Q. What conversations still need to happen in terms of Black women and breast cancer?

A. All of the conversations still need to be had because people don’t know what they don’t know. They can’t fix it if they don’t know about it, so we’re here to sound the alarm so that we will not live another 17 years and the needle not move and closing that gap on mortality between Black women and White women. 

Q:  What’s the next 15 years look like for Carrie’s TOUCH?

A. I can’t say the vision always was that this organization would outlive me when we began in 2006, but today, absolutely. The vision is that this organization will not only outlive me, but outlive my vision for it.

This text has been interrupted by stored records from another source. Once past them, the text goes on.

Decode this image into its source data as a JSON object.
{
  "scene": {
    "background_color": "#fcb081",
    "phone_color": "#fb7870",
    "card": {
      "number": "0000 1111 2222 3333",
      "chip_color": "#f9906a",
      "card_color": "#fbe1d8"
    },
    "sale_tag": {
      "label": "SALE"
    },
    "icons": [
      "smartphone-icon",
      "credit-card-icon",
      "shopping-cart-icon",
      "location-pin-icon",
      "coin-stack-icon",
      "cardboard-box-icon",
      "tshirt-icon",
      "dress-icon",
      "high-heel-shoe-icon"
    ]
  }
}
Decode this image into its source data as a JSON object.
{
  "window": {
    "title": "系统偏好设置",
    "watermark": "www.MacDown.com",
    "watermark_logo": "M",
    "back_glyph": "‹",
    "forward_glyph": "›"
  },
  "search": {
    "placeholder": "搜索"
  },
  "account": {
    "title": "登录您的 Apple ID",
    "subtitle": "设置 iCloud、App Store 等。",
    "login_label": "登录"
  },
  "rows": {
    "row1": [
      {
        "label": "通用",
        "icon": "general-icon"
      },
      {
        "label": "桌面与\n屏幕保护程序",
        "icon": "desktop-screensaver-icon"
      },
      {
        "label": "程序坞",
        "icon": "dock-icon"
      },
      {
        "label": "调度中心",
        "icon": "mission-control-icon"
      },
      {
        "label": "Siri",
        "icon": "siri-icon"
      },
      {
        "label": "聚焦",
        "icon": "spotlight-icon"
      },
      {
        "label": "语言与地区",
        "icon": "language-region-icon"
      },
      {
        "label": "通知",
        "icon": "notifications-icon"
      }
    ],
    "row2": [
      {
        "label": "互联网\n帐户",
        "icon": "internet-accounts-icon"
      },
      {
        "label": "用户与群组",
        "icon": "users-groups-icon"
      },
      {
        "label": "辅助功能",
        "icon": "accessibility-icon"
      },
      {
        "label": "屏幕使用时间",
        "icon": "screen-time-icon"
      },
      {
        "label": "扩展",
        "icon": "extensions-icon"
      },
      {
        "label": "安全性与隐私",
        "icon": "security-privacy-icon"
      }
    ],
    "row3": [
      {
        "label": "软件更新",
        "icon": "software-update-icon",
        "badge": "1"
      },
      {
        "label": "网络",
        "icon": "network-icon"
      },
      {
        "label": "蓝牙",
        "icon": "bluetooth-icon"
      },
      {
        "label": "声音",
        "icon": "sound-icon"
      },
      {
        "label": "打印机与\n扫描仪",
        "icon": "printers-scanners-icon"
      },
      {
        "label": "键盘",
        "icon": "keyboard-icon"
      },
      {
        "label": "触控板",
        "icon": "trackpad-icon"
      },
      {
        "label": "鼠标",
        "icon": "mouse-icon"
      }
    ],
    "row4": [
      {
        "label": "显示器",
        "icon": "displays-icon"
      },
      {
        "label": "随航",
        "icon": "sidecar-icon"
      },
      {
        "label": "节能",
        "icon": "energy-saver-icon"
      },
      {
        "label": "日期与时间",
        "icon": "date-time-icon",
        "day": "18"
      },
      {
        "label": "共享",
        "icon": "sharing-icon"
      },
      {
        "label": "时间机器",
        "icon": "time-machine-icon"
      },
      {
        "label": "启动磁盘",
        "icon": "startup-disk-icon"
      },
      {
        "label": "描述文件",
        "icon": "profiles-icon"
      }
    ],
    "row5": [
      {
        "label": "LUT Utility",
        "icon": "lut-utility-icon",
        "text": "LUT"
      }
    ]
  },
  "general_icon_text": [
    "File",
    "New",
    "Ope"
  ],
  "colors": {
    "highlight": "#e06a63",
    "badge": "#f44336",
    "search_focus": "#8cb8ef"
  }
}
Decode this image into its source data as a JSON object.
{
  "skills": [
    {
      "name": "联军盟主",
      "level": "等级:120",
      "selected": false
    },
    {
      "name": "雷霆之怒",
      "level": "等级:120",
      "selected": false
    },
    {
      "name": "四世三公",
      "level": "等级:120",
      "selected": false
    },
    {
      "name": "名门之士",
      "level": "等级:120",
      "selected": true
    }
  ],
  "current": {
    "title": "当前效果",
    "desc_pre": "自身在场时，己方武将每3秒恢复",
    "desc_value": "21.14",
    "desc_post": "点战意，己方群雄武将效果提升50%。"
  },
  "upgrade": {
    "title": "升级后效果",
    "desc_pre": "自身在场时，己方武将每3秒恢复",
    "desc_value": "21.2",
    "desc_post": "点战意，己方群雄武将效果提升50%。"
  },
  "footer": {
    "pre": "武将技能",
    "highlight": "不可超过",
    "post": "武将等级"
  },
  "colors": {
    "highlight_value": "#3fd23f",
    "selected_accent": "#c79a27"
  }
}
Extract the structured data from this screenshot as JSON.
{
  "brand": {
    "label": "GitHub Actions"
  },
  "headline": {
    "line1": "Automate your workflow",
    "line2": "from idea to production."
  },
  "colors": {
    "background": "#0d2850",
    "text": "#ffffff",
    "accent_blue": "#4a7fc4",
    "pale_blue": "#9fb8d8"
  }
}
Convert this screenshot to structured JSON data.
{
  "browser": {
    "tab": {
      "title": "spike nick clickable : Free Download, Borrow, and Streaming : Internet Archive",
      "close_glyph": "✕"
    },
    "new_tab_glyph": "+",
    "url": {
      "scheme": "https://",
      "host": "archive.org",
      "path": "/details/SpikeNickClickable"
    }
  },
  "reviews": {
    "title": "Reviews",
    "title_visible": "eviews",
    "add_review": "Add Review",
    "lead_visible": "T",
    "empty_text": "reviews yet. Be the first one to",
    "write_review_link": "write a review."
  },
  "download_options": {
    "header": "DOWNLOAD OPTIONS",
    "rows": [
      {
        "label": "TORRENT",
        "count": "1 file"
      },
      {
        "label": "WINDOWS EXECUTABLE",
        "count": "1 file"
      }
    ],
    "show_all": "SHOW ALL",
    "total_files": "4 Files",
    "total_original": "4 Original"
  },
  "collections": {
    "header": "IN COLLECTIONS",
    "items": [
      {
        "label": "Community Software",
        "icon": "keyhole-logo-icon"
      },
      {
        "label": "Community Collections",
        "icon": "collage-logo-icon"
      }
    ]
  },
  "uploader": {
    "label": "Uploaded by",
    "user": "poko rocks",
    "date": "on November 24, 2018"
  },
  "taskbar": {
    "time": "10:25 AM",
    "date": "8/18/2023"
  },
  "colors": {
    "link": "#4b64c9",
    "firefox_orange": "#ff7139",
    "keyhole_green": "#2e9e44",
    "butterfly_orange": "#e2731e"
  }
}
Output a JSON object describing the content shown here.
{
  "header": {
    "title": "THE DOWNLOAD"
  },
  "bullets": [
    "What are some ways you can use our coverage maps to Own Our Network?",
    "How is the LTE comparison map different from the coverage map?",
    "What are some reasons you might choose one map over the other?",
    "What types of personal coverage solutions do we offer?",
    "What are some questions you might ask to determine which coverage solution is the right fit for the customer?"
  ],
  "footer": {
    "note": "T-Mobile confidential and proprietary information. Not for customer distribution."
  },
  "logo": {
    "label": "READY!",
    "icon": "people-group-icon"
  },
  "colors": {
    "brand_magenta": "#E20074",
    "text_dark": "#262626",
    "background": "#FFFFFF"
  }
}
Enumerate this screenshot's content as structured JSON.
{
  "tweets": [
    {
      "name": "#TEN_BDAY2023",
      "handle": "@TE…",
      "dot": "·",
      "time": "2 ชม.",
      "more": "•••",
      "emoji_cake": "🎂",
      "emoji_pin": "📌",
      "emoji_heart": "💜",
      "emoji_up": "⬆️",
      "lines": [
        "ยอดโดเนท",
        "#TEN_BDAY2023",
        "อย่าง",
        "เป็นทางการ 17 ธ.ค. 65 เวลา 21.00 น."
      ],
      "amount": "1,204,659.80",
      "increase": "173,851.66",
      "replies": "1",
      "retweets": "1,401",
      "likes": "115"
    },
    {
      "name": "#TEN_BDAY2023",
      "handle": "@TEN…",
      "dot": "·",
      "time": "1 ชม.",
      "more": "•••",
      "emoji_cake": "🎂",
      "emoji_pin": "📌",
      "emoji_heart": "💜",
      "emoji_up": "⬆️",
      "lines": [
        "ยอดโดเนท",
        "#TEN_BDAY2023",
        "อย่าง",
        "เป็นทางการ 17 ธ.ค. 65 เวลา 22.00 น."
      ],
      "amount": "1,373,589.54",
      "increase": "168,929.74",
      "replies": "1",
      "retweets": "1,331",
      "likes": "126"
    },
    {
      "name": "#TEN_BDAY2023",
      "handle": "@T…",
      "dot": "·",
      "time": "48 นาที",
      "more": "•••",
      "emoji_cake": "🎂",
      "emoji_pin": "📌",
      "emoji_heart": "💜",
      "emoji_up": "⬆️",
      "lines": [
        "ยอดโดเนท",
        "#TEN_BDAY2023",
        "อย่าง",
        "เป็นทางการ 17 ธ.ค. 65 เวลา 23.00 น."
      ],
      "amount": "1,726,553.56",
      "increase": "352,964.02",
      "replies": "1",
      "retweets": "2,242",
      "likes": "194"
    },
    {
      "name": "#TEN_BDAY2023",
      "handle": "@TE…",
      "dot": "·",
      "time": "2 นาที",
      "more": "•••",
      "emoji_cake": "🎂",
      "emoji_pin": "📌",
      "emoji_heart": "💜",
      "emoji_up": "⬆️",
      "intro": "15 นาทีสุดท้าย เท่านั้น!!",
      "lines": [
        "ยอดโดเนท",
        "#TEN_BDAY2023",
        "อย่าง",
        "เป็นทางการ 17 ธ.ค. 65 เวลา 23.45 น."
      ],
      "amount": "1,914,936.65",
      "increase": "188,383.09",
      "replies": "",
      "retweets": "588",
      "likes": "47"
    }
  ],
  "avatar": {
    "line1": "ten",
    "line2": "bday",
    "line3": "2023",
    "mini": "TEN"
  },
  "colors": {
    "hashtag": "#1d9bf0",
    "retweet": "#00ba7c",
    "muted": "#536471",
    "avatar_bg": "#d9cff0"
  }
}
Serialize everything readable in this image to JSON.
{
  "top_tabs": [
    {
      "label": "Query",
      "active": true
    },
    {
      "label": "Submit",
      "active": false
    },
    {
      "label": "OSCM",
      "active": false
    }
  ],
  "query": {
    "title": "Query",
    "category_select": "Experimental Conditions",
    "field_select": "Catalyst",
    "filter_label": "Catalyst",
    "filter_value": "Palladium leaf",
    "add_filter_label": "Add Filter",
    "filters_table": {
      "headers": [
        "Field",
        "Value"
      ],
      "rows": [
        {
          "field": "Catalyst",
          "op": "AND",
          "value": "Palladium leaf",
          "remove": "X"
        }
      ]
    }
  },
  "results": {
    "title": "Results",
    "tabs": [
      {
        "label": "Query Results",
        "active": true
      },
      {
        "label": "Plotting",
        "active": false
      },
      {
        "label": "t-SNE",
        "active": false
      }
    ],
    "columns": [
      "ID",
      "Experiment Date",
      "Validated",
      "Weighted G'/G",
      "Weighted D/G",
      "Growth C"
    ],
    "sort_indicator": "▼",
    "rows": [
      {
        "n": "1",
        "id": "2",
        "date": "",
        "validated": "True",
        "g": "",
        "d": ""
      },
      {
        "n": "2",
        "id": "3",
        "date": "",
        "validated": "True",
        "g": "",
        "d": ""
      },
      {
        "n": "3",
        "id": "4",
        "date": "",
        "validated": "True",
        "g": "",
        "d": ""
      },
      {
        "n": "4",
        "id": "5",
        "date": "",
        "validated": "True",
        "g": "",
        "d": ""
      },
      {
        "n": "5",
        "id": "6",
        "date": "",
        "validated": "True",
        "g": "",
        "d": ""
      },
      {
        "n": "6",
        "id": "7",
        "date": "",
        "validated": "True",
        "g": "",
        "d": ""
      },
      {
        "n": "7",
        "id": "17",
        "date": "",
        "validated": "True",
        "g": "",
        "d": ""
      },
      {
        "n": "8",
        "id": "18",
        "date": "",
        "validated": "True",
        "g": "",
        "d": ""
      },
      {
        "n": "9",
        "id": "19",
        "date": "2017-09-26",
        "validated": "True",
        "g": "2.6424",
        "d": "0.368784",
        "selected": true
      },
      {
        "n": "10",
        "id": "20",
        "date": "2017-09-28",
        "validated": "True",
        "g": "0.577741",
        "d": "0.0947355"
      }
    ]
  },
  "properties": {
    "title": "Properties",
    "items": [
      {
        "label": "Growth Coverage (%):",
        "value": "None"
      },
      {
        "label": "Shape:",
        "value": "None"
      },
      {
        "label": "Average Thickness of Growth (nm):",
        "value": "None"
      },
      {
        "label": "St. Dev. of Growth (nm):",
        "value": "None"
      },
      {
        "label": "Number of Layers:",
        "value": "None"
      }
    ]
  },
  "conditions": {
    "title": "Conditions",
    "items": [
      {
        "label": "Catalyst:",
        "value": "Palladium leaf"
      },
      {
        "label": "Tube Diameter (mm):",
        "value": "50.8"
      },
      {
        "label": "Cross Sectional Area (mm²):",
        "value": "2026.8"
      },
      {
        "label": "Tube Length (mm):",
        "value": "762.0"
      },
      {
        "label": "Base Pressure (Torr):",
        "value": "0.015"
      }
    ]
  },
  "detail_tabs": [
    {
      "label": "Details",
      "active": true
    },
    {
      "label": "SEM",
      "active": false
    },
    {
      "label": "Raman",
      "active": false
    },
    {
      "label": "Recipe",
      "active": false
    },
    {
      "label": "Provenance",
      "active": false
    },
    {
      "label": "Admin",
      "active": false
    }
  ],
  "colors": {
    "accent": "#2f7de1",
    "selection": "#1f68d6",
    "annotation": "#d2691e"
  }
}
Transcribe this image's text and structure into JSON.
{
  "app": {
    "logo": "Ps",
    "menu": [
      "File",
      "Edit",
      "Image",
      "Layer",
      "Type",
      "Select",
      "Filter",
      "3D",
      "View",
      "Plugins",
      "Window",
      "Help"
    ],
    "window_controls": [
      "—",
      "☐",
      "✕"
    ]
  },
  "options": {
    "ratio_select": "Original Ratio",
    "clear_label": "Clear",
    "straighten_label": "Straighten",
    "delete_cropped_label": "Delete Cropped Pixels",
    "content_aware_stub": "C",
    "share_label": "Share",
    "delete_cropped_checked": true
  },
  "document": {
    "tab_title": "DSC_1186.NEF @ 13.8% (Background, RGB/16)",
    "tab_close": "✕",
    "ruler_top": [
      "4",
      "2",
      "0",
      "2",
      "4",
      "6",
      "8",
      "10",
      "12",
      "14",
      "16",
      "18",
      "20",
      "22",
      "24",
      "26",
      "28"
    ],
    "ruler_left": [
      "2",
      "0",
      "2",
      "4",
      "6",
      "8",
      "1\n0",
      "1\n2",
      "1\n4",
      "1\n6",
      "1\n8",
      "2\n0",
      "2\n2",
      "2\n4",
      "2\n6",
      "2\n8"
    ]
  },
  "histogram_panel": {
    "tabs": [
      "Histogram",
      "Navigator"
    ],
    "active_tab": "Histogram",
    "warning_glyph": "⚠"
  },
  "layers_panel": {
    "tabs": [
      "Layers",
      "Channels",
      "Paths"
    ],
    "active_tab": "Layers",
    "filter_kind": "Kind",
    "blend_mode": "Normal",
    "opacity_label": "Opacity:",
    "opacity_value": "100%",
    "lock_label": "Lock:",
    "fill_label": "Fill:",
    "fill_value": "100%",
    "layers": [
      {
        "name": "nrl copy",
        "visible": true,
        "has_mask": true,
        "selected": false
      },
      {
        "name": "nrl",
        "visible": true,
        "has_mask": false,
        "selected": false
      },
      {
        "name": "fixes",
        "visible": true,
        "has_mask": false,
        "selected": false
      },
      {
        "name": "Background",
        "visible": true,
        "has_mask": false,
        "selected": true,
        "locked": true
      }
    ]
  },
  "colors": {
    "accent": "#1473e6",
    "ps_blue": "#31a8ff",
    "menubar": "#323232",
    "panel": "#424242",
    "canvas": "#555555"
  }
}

I work with a lot of millennials and Gen Zers intentionally, because I believe that millennials, and Gen Zers, saved humanity in 2020. Millennials weren’t afraid when the country shut down. They might have been bored, but they weren’t afraid, because they’re not afraid of technology, because they grew up with technology… It is those brilliant minds that keep us fresh, and that keep us ‘now.’  

I don’t have an answer for what (the future) holds, but what I do know is that it holds a different looking experience of breast cancer for Black women than where we are today, because I will not rest, our team will not rest, Carrie’s TOUCH will not rest until we close that gap on disparities. I always contend that if you make breast cancer better for Black women, by default, you will make breast cancer better for all women. According to the late Malcolm X, who said Black women in America are the most disrespected, neglected and unprotected people in America and that is not OK. In 15 years, the needle will have moved, and Carrie’s TOUCH will be part of that movement.